Beyoncé and the Hidden Black Women in Country Music

How Daddy Lessons could bring mainstream awareness to black women in country music.

By DalYah JonesMay 17, 2016 11:23 am,

Perhaps you’ve heard Beyoncé recently released some new music? The Houston native’s visual album “Lemonade” has received more than a little attention. The album delves deep into Beyoncé’s personal life and the experiences of black womanhood.

But it’s not just the message that got us thinking – it’s the music itself.

Beyoncé’s song “Daddy Lessons” sounds more Miranda Lambert than Dionne Warwick. And although the song itself has received mixed reviews, it asks a larger question: Where are the African-American women in country music?

To even begin to answer that question, we must review the history of country music itself. Diane Pecknold is an Associate Professor of Women’s and Gender Studies at the University of Louisville. She is also the author of “Hidden in the Mix: The African American Presence in Country Music.

“Country music has a lot of influences and origins, but the most common narrative is that it comes out of a combination of british balladry broadside traditions and African-American influence,” Pecknold says.

Pecknold says the blues and the banjo – which is a modification of a West African instruments – greatly influenced country music. She says though both blacks and whites recorded in the some of the same locations early on, the genre became more racially segregated as the industry grew into the Jim Crow era.

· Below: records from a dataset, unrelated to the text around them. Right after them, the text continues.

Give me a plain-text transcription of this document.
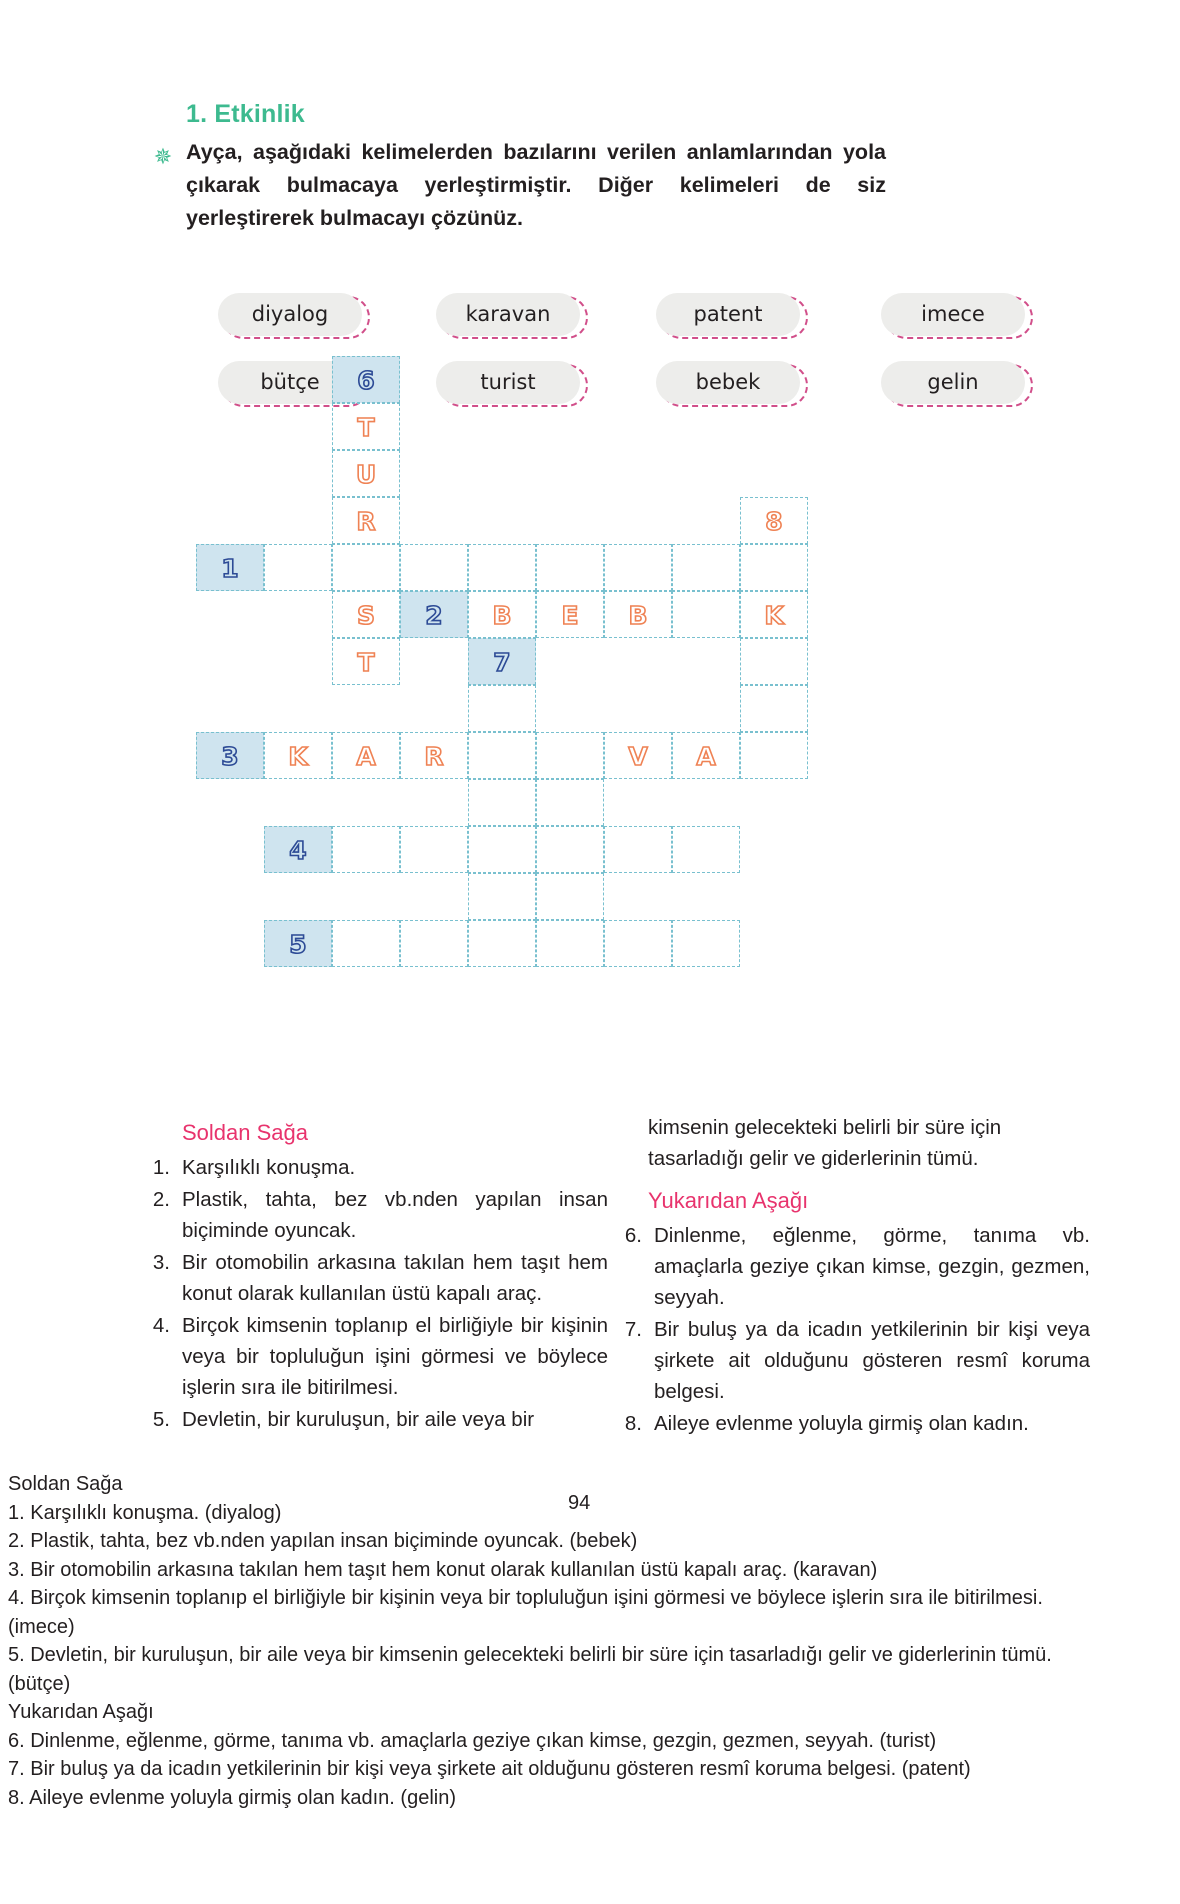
1. Etkinlik
✵ Ayça, aşağıdaki kelimelerden bazılarını verilen anlamlarından yola çıkarak bulmacaya yerleştirmiştir. Diğer kelimeleri de siz yerleştirerek bulmacayı çözünüz.
diyalog	karavan	patent	imece
bütçe	turist	bebek	gelin
6
T
U
R	8
1
S	2	B	E	B	K
T	7
3	K	A	R	V	A
4
5
Soldan Sağa
1. Karşılıklı konuşma.
2. Plastik, tahta, bez vb.nden yapılan insan biçiminde oyuncak.
3. Bir otomobilin arkasına takılan hem taşıt hem konut olarak kullanılan üstü kapalı araç.
4. Birçok kimsenin toplanıp el birliğiyle bir kişinin veya bir topluluğun işini görmesi ve böylece işlerin sıra ile bitirilmesi.
5. Devletin, bir kuruluşun, bir aile veya bir
kimsenin gelecekteki belirli bir süre için tasarladığı gelir ve giderlerinin tümü.
Yukarıdan Aşağı
6. Dinlenme, eğlenme, görme, tanıma vb. amaçlarla geziye çıkan kimse, gezgin, gezmen, seyyah.
7. Bir buluş ya da icadın yetkilerinin bir kişi veya şirkete ait olduğunu gösteren resmî koruma belgesi.
8. Aileye evlenme yoluyla girmiş olan kadın.
94
Soldan Sağa
1. Karşılıklı konuşma. (diyalog)
2. Plastik, tahta, bez vb.nden yapılan insan biçiminde oyuncak. (bebek)
3. Bir otomobilin arkasına takılan hem taşıt hem konut olarak kullanılan üstü kapalı araç. (karavan)
4. Birçok kimsenin toplanıp el birliğiyle bir kişinin veya bir topluluğun işini görmesi ve böylece işlerin sıra ile bitirilmesi.
(imece)
5. Devletin, bir kuruluşun, bir aile veya bir kimsenin gelecekteki belirli bir süre için tasarladığı gelir ve giderlerinin tümü.
(bütçe)
Yukarıdan Aşağı
6. Dinlenme, eğlenme, görme, tanıma vb. amaçlarla geziye çıkan kimse, gezgin, gezmen, seyyah. (turist)
7. Bir buluş ya da icadın yetkilerinin bir kişi veya şirkete ait olduğunu gösteren resmî koruma belgesi. (patent)
8. Aileye evlenme yoluyla girmiş olan kadın. (gelin)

“For marketing reasons a lot of labels didn’t want to have black and white artists on the same catalogs, or the same window display cards,” says Pecknold. “Because in the South they didn’t want African-American customers going into stores for white customers and vice-versa.”

Pecknold says the introduction of the guitar in country music also transformed it into something that wasn’t as appealing to African-American audiences at the time.

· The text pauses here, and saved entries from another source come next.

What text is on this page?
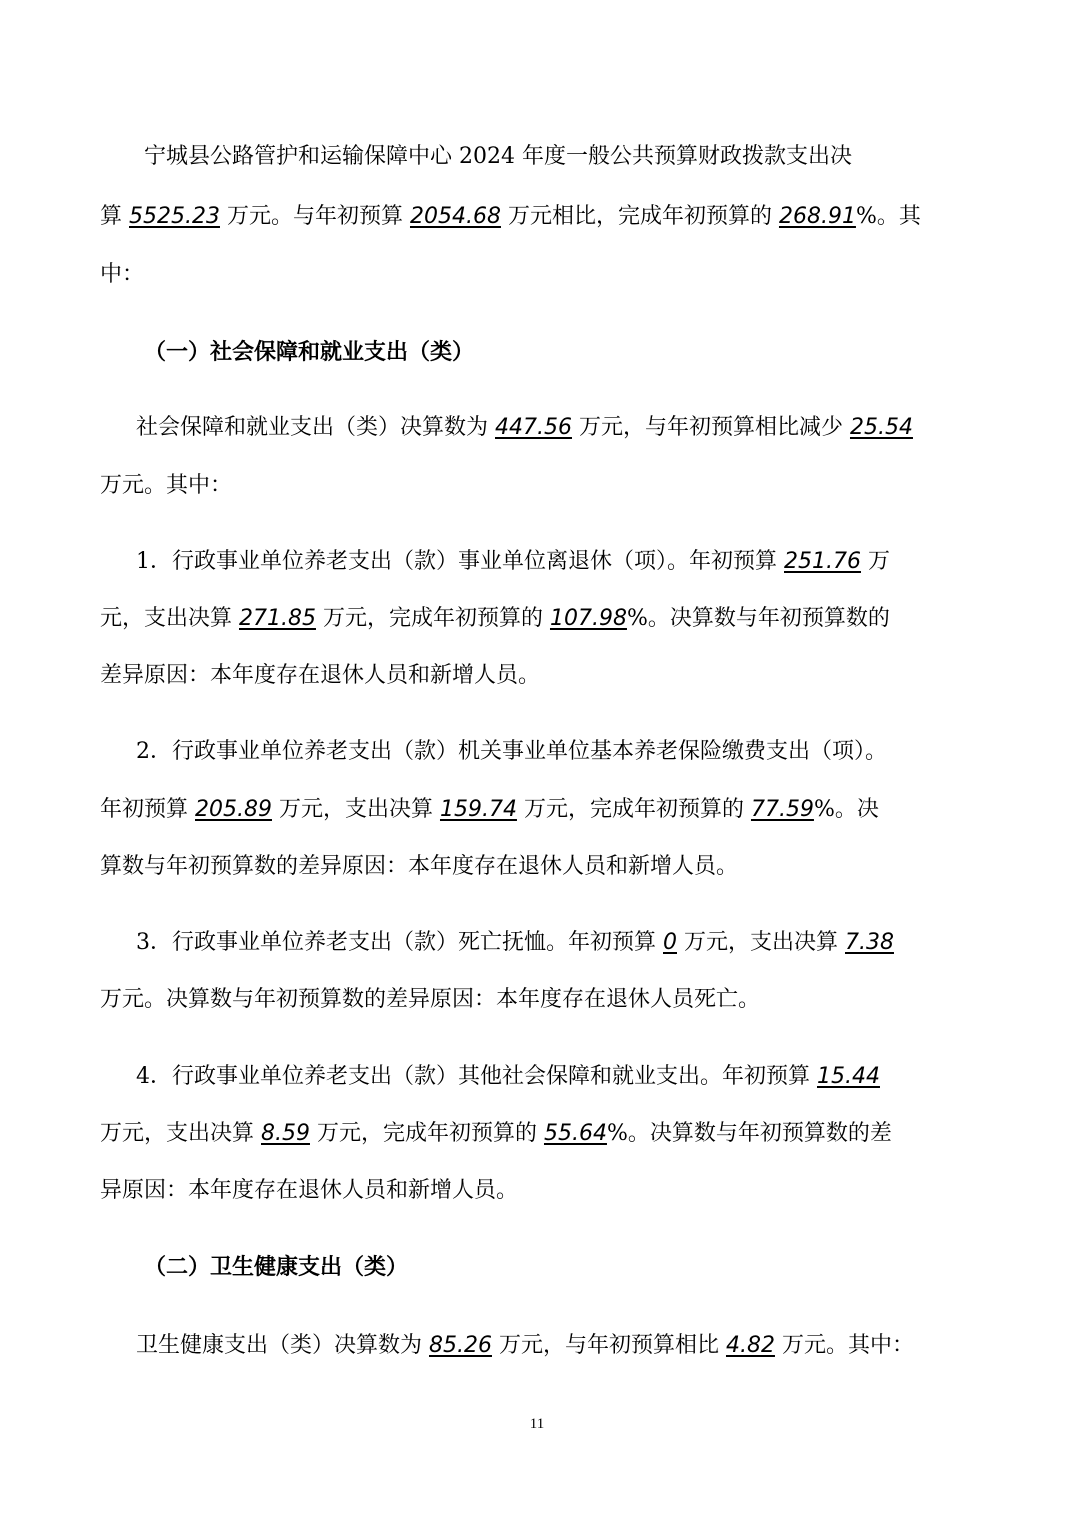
宁城县公路管护和运输保障中心 2024 年度一般公共预算财政拨款支出决

算 5525.23 万元。与年初预算 2054.68 万元相比，完成年初预算的 268.91%。其

中：

（一）社会保障和就业支出（类）

社会保障和就业支出（类）决算数为 447.56 万元，与年初预算相比减少 25.54

万元。其中：

1．行政事业单位养老支出（款）事业单位离退休（项）。年初预算 251.76 万

元，支出决算 271.85 万元，完成年初预算的 107.98%。决算数与年初预算数的

差异原因：本年度存在退休人员和新增人员。

2．行政事业单位养老支出（款）机关事业单位基本养老保险缴费支出（项）。

年初预算 205.89 万元，支出决算 159.74 万元，完成年初预算的 77.59%。决

算数与年初预算数的差异原因：本年度存在退休人员和新增人员。

3．行政事业单位养老支出（款）死亡抚恤。年初预算 0 万元，支出决算 7.38

万元。决算数与年初预算数的差异原因：本年度存在退休人员死亡。

4．行政事业单位养老支出（款）其他社会保障和就业支出。年初预算 15.44

万元，支出决算 8.59 万元，完成年初预算的 55.64%。决算数与年初预算数的差

异原因：本年度存在退休人员和新增人员。

（二）卫生健康支出（类）

卫生健康支出（类）决算数为 85.26 万元，与年初预算相比 4.82 万元。其中：

11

“There are a lot of reasons and there is debate over which reasons were more important,” says Pecknold. “But it was also an incomplete process. Because if you look in the late 1950’s and into the early 1960’s … and really through the end of the 1960’s … you have another wave of African-American artists that are recording country music, but it’s often not labeled as country music.”

Pecknold says a few of these artists included Ray Charles, Solomon Burke and Esther Phillips. They played country, but not necessarily to a white audience – and their music was not considered country.

“So it’s sort of like the legacy of people thinking that artist is really soul song with country influences,” says Pecknold. “As opposed to something by Lady Antebellum that’s more or less R&B, like an old soul song, but it gets classified as country music.”

In 2007 Rissi Palmer released the first single to her self-titled album. Palmer received a lot of media attention, and was recognized as the first African-American woman to chart a country song since Dona Mason in 1987. Palmer says every new artist tries to find what makes them unique, and unfortunately it was her skin color that was her hook.

“One of the mistakes that my label made was making that a part of the conversations right off the bat,” says Palmer. “But also I was a songwriter, and also I am a singer, and also I’m a performer, and also I was all of these other things that we probably should have been talking about.”

Palmer says her authenticity was questioned. Not only because she was a woman of color, but because she was a woman in general in a male dominated realm.

“Everybody was just wanting to go for the ‘sure thing,’ and so I think when you end up with a lot of question marks rather than checks behind your name, then that’s what you end up with,” Palmer says. “That’s why you end up hearing the same artists over and over again.”

Although country music has not had a prominent African American presence, there have been a few artists like Charley Pride and Darius Rucker who have broken into mainstream country music. Palmer says African-American women have yet to do the same.

“It could happen. I think it’s a matter of a lot of right things have to happen,” says Palmer. “The right artist, the right song, the right label, the right push and all of that. It’s going to take all of those things in order to make the person pop.”

Palmer says for that to happen, more women of color need to join artists like her, Mickey Guyton and Miko Marks.

If anyone can help bring attention to the need for change in country music dominance – it’s Beyoncé.